L’argent là où il est

Un truc qu’on aime quand on participe à une formation : rencontrer des gens qu’on ne connaît pas. Mais, j’entre à l’hôtel de Massa pour cette session organisée par la SGDL, et je tombe sur qui ? sur E., que je connais depuis des années. Tant pis. Non : tant mieux, car cela me fait plaisir. Il est venu pour s’informer sur ses droits, échaudé par son éditeur qui l’avait escroqué – cet homme-là ne m’a pas laissé que de bons souvenirs non plus, mais différemment.

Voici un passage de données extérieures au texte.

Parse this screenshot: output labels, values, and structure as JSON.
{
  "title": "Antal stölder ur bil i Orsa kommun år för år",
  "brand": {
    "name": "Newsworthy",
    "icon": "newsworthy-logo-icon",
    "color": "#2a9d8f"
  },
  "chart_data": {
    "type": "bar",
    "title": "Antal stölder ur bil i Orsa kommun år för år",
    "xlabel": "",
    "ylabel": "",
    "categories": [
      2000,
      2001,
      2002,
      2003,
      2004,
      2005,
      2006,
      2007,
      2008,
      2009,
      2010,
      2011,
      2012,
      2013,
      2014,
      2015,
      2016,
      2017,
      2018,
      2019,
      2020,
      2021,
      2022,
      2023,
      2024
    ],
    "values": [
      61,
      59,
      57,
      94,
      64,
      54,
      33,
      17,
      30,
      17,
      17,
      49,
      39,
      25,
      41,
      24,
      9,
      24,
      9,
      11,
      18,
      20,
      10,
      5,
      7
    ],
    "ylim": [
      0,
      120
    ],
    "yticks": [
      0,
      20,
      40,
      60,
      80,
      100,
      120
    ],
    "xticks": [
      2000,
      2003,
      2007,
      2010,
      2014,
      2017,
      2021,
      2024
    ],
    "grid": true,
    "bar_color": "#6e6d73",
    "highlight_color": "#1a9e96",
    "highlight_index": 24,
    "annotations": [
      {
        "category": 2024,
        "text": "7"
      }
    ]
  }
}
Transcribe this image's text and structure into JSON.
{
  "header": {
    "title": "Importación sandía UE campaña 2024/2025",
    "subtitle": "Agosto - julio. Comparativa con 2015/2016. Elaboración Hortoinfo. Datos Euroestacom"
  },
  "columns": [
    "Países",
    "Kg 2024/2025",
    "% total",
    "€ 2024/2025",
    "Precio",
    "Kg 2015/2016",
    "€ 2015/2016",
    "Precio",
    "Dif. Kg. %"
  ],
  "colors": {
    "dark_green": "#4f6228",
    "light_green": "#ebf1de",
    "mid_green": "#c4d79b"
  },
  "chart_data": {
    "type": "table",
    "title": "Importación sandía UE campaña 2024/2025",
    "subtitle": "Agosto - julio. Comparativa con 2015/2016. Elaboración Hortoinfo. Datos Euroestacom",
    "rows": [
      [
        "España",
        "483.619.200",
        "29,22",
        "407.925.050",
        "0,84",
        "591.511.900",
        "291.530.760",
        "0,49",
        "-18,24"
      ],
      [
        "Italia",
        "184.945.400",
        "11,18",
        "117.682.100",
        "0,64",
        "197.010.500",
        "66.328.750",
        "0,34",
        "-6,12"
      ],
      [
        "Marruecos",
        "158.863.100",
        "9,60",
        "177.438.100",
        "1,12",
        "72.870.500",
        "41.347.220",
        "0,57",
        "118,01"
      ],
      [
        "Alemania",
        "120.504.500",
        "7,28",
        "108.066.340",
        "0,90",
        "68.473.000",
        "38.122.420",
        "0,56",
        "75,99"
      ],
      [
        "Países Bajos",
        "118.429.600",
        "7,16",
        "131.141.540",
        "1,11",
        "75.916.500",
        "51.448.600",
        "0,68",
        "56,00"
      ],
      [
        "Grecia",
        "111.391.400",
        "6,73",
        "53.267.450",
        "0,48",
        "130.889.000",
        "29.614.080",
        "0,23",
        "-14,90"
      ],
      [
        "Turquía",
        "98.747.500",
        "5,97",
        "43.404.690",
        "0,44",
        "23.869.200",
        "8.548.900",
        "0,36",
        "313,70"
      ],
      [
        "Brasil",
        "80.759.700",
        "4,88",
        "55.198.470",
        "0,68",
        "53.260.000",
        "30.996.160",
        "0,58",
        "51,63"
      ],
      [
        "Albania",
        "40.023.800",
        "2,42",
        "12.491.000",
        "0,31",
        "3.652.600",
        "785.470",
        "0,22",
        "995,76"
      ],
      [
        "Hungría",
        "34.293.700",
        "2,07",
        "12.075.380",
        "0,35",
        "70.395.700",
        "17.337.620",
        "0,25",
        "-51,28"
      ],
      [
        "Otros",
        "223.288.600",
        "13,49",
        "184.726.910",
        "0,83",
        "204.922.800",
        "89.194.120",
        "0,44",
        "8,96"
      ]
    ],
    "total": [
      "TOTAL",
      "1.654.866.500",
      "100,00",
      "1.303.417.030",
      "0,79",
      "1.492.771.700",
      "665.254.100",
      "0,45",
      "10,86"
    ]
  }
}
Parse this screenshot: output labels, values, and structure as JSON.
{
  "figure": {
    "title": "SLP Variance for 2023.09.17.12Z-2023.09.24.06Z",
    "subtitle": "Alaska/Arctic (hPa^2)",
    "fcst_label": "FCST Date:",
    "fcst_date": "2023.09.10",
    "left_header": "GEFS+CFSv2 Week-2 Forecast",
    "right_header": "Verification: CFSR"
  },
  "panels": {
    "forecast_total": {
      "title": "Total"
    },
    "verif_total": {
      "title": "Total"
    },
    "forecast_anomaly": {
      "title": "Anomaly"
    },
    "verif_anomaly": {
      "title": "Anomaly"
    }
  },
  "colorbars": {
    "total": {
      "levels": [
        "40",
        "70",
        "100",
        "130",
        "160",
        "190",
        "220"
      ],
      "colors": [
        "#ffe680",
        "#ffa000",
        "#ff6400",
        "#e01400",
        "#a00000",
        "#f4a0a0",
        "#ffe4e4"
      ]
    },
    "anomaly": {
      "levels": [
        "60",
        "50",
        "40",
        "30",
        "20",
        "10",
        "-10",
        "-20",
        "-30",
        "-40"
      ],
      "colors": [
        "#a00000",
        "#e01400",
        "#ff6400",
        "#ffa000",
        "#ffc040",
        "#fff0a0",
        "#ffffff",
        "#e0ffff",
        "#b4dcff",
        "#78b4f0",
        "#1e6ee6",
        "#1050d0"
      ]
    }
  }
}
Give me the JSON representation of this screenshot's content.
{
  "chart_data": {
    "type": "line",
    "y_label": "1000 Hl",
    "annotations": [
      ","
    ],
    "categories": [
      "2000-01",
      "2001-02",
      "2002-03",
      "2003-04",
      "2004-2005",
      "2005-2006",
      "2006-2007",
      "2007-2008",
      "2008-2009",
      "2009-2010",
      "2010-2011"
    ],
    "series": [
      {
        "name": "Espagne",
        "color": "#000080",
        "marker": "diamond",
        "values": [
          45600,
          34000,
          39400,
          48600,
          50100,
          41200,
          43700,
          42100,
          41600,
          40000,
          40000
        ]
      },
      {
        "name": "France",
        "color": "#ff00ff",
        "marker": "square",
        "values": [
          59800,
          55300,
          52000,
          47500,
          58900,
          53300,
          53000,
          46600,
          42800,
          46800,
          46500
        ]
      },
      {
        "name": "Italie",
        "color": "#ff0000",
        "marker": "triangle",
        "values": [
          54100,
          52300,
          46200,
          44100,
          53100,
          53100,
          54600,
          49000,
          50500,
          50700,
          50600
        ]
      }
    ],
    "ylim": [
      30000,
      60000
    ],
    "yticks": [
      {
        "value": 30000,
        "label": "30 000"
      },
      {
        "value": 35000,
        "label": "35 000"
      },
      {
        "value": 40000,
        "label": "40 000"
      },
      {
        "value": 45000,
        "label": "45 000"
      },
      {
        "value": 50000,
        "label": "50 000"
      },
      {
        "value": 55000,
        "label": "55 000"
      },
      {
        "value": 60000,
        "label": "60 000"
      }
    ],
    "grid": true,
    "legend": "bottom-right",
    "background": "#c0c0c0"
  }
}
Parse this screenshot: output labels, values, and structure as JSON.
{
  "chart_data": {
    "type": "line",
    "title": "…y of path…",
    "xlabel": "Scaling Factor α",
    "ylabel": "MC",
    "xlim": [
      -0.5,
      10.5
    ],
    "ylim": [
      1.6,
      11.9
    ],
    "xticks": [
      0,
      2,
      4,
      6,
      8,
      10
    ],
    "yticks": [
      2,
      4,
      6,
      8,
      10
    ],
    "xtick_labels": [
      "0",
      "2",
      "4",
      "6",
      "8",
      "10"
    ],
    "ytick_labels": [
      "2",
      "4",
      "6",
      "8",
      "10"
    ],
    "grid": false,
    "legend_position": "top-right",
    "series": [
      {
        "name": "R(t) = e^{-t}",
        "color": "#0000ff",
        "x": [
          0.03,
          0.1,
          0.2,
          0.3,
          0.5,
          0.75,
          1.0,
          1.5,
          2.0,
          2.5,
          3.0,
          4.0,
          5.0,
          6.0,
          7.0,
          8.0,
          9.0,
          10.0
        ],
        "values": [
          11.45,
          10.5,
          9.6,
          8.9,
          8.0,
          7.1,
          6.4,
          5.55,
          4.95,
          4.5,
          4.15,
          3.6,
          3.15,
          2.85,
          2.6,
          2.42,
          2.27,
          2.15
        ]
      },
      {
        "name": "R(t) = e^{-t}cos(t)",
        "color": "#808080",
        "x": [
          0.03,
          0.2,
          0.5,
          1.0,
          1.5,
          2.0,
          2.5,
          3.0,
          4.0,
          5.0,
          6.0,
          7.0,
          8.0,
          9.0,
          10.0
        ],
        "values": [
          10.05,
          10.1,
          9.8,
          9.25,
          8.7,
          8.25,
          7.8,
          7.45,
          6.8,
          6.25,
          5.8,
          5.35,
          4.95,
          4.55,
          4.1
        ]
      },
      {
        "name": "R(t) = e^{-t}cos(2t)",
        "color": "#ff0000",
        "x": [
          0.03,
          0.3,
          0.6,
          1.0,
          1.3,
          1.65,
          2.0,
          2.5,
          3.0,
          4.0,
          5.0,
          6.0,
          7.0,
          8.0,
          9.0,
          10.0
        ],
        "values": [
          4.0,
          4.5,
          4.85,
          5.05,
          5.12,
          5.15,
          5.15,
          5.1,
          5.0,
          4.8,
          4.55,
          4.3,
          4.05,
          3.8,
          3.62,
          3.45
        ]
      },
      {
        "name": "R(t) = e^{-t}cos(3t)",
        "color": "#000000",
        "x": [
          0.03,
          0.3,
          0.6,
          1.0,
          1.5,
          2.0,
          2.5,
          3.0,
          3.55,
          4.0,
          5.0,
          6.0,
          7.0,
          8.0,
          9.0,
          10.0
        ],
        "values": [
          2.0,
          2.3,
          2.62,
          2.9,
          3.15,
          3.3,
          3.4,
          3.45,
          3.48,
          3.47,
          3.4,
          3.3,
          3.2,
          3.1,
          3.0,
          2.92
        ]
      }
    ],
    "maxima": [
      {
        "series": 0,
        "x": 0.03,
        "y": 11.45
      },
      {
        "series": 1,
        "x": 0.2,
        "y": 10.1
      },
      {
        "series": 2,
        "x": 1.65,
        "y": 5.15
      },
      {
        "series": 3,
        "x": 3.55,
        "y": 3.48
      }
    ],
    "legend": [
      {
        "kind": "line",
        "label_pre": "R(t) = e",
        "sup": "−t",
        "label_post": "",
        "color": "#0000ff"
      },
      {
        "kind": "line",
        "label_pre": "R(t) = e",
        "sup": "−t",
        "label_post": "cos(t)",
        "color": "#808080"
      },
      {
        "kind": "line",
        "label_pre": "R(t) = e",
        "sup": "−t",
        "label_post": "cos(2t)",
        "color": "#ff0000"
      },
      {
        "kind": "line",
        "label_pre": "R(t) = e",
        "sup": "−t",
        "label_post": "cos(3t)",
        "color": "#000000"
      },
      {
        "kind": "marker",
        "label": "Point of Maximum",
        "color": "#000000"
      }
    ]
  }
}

La plupart des gens qui sont autour de la table ont eu de mauvaises expériences avec leurs éditeurs. Je m’interroge : est-ce à dire que je suis verni ? Lorsque je me présente, je dis que je suis heureux de travailler avec les miens. Je n’ai pas de problèmes, seulement des questions. Parce que cela fait un an et demi que je n’ai aucune autre activité, aucun autre revenu que ceux qui touchent de près ou de loin à mon écriture, même si ça me paraît fou de le dire, et que je n’arrive pas encore, pour autant, à comprendre comment tout ça fonctionne. Tout l’argent que j’ai reçu a pris la forme de « droits d’auteur », mais je n’ai perçu que quelques centaines d’euros par la vente de mes livres, et tout le reste, eh bien, par le biais du « reste ». Je me demande si cet équilibre entre mes revenus artistiques et mes revenus accessoires tient la route. Les explications données par les gens de la SGDL sont limpides, et je comprends soudain que les six mille euros que j’ai touchés en résidence, et qui représentent la plus grande part de mes revenus de l’an passé, sont à ranger du côté de l’artistique, et je range « le reste » du côté de l’accessoire. Ce dernier reste donc nettement inférieur à l’artistique : je suis dans les clous. J’ai même la surprise d’apprendre que, par miracle, j’ai probablement validé des trimestres de retraite en 2019, sans le savoir. Oh, joie ! Si, le moment venu, je ne suis plus vivant, je les offrirai à la société : vous en ferez ce que vous voudrez.

Au fait : je n’ai pas dit devant tout le monde que mon projet secret pour atteindre la fortune, c’était de dealer des fanzines pornos, mais je vous le dis à vous : les Histoires pédées s’achètent ici, à portée de clic.

Autour de la table : des auteurs souvent échaudés. Voire, pour quelques uns : amers. Ils ont eu des mésaventures. Moi, je ne peux pas me plaindre de mes éditeurs, bien au contraire. Mais, même avec des éditeurs réglos, et même si ceux-ci me payaient encore plus, même s’ils me donnaient toute la marge qui est la leur (par abnégation, pour la beauté du geste), et même si mes livres se vendaient trois fois plus, et même, et même, et même… Je ne gagnerais, de toute façon, pas assez pour vivre, si je me contentais d’attendre que mes livres se vendent. Mes livres, en tant qu’objets commerciaux, ne génèrent pas assez d’argent, quelle que soit la répartition du chiffre d’affaire : même s’il est bien partagé, un petit gâteau ne peut produire que de petites parts. Mes éditeurs ne sont pas riches, et le genre de libraires qui s’intéressent à ce que nous faisons ne sont pas très riches non plus. Évidemment, ce sont les ateliers d’écriture, ainsi que cette précieuse résidence qui ont mis des sous dans ma tirelire, l’année dernière. Mais alors, si on ne peut pas piquer dans les poches des éditeurs pauvres pour renflouer les auteurs pauvres, dans les poches de qui doit-on se servir ?… À la même question s’impose toujours la même réponse : « dans les poches les plus pleines », c’est-à-dire : celles auxquelles on ne s’attaque pas souvent. Prendre l’argent là où il est.

Cette photo d’illustration est complètement hors de propos : je vous le promets, ce n’est pas moi qui ai volé ce petit Rodin pour le revendre sur le Bon Coin et me faire de l’argent de poche : le socle était déjà vide quand je suis entré à l’hôtel de Massa.

Pour gagner des sous, je vois deux solutions : revoir ce système de fond en comble (je parle du capitalisme, bien entendu) ou travailler dur, dans les quelques trous de souris qu’on nous laisse. À court terme, j’adopte la seconde solution. Mais, si j’aime tellement cette deuxième option (ai-je assez dit combien j’aimais ces ateliers d’écriture, notamment celui de Saint-Denis qui se termine demain ?), ce n’est pas pour autant que j’oublie la première, qui ne perd rien pour attendre.